Early in the second period, Zoumana Camara crudely brought down Zenden on the periphery of the penalty area; resulting in a red card for the one-time Inter Milan (and, briefly, Leeds) defender and a free-kick in dangerous territory for Marseille. Zenden’s kick stung the palms of Mickael Landreau, but Bakari Koné fortuitously (for he knew little about it) diverted in the rebound. PSG were now a goal and a man down and, even with more than half-an-hour to go, unlikely to recover.

Paul Le Guen’s re-organisation left three against three at the back; the makeshift backline helmed by 19-year-old prodigy Mamadou Sakho. Recent Marseille signing Sylvain Wiltord watched on from the stands in the company of Patrick Vieira – fresh from his inglorious return to Old Trafford – as his new team-mates effectively concluded matters shortly after. Once an employee of PSG, Marseille’s skipper Lorik Cana took great delight in firing a low, deflected shot past the outstretched arms of Landreau.

That killer third goal quashed any lingering dreams of a home revival, yet there was still time for Giuly, inevitably diminishing in pace but still retaining sharpness of mind (and a great foil for tall striker Guillaume Hoareau) to fire a ferocious volley at goal following an innovative free-kick routine. The diminutive attacker was denied even the consolation of a spectacular second goal though, as Mandanda pulled off a world-class reaction save low to his right. It was a stop, allied to the consistently brilliant accuracy and length of the ‘keeper’s kicking out of hand, that surely impressed the on-looking national coach, Raymond Domenech. Once a trialist at Aston Villa, Kinshasa-born Mandanda has started the World Cup qualifying campaign as first choice no.1 and, on this evidence, will be a worthy successor to Grégory Coupet.

In losing at the Stade Gerland for the first time this season, the aura of impregnability which once surrounded Coupet’s former club, Lyon, has been well and truly punctured. They cannot afford their obvious Champions League hangover to continue any further into the championship run-in. Puel must hope that star man Karim Benzema, too, can shake the torpor which has dogged his previous progress since admitting he wants out of the club, earlier this season.

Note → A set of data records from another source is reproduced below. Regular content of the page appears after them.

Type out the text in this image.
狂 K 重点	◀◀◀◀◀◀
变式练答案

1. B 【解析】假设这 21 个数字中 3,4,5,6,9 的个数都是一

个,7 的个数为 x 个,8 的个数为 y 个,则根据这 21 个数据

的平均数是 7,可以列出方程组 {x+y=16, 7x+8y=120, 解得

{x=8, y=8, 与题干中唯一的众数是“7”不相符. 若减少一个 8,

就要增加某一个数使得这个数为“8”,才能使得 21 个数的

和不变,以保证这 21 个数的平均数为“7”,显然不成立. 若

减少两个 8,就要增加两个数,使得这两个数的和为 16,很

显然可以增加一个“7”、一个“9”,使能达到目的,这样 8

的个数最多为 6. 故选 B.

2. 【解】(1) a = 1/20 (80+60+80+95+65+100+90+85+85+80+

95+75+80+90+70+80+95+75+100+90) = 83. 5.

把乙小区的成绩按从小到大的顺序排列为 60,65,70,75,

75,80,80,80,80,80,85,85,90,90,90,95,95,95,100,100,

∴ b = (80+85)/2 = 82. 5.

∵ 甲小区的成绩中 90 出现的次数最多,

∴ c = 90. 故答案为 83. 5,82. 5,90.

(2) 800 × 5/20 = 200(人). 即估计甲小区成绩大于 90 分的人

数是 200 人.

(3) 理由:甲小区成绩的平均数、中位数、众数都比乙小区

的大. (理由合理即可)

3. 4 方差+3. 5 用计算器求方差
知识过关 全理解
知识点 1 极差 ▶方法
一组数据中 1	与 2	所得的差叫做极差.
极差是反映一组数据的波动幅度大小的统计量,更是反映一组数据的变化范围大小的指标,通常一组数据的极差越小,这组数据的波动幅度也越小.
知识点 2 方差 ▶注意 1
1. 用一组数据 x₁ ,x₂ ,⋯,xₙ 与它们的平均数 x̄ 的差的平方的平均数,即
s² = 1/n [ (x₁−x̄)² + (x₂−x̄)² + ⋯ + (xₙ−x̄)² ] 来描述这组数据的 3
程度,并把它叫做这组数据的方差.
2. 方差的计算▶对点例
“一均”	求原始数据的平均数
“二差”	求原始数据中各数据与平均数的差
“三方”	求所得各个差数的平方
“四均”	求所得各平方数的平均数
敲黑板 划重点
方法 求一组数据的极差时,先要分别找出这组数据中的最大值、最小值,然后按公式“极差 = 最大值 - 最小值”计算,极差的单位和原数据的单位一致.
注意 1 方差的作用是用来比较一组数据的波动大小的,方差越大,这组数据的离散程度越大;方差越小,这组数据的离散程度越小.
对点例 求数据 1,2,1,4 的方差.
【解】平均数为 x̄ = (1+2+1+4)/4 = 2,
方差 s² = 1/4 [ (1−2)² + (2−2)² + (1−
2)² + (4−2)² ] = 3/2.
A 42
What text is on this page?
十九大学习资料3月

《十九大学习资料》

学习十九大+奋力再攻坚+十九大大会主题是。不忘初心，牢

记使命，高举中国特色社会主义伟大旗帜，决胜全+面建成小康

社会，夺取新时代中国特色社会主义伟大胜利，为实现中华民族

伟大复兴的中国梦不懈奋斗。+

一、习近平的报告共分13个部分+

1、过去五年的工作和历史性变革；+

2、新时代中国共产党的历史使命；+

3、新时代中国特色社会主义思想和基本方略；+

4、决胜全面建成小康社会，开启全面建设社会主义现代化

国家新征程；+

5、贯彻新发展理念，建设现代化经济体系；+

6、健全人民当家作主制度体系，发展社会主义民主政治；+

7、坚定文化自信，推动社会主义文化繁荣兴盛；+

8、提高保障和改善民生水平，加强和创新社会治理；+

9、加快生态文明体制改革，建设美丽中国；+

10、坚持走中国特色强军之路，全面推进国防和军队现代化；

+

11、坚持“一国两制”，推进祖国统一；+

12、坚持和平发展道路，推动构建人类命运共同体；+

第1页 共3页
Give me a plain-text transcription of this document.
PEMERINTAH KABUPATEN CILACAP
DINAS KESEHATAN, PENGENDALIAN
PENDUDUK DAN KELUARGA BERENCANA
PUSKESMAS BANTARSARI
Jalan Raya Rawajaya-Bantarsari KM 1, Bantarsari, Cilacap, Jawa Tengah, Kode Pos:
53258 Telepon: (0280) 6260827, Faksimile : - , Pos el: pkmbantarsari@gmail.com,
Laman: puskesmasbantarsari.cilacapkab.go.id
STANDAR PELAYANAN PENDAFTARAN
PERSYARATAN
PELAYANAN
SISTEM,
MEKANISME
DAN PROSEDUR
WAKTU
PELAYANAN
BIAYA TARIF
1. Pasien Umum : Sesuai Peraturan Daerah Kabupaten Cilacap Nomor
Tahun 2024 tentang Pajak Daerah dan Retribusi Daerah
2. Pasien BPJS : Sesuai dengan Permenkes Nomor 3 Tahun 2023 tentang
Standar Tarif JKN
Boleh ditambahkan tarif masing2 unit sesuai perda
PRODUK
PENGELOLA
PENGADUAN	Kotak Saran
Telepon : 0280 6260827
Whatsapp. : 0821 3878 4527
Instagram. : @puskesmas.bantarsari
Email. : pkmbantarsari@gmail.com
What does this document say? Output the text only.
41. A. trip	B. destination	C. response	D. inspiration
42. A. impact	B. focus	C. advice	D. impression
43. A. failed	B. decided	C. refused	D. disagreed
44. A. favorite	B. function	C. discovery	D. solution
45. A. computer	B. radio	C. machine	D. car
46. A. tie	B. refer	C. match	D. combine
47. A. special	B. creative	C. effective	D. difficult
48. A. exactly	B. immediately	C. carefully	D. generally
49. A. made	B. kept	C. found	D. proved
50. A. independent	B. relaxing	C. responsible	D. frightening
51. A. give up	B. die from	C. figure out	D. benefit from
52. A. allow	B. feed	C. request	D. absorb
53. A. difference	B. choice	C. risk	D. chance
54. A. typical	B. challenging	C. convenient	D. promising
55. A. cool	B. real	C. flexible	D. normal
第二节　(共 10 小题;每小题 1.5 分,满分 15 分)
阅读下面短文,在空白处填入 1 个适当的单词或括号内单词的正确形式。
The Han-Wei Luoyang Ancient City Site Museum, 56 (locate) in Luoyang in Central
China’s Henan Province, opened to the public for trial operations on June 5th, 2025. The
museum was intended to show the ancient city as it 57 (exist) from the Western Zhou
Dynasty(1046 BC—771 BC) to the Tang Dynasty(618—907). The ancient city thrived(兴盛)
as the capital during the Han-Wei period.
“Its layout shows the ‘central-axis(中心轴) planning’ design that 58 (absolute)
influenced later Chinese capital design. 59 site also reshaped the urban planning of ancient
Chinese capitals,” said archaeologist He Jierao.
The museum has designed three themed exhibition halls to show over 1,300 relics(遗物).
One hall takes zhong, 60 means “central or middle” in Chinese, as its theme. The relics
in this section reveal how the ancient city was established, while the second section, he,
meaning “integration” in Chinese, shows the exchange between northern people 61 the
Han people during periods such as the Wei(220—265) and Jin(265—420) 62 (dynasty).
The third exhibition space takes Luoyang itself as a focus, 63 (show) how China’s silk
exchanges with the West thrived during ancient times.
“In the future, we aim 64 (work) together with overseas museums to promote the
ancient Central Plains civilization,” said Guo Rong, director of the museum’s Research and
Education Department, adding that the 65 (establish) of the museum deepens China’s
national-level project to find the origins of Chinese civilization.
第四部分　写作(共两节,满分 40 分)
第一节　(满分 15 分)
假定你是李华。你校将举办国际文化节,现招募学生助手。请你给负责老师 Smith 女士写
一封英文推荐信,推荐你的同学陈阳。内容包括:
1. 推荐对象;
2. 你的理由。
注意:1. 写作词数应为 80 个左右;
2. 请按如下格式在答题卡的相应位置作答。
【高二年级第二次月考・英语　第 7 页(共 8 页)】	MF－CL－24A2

For once, the big clubs and their impressive management – Messrs Gerets, Le Guen, and Blanc (of Bordeaux) are all capable of ending the monopoly – are sincerely threatening the monotonous supremacy of the little-loved Lyonnais. Even Lille and upstarts Toulouse have a decent shot at glory; each lurking a mere four points behind the leaders. As Bolo Zenden says: “Now, the league is wide open.”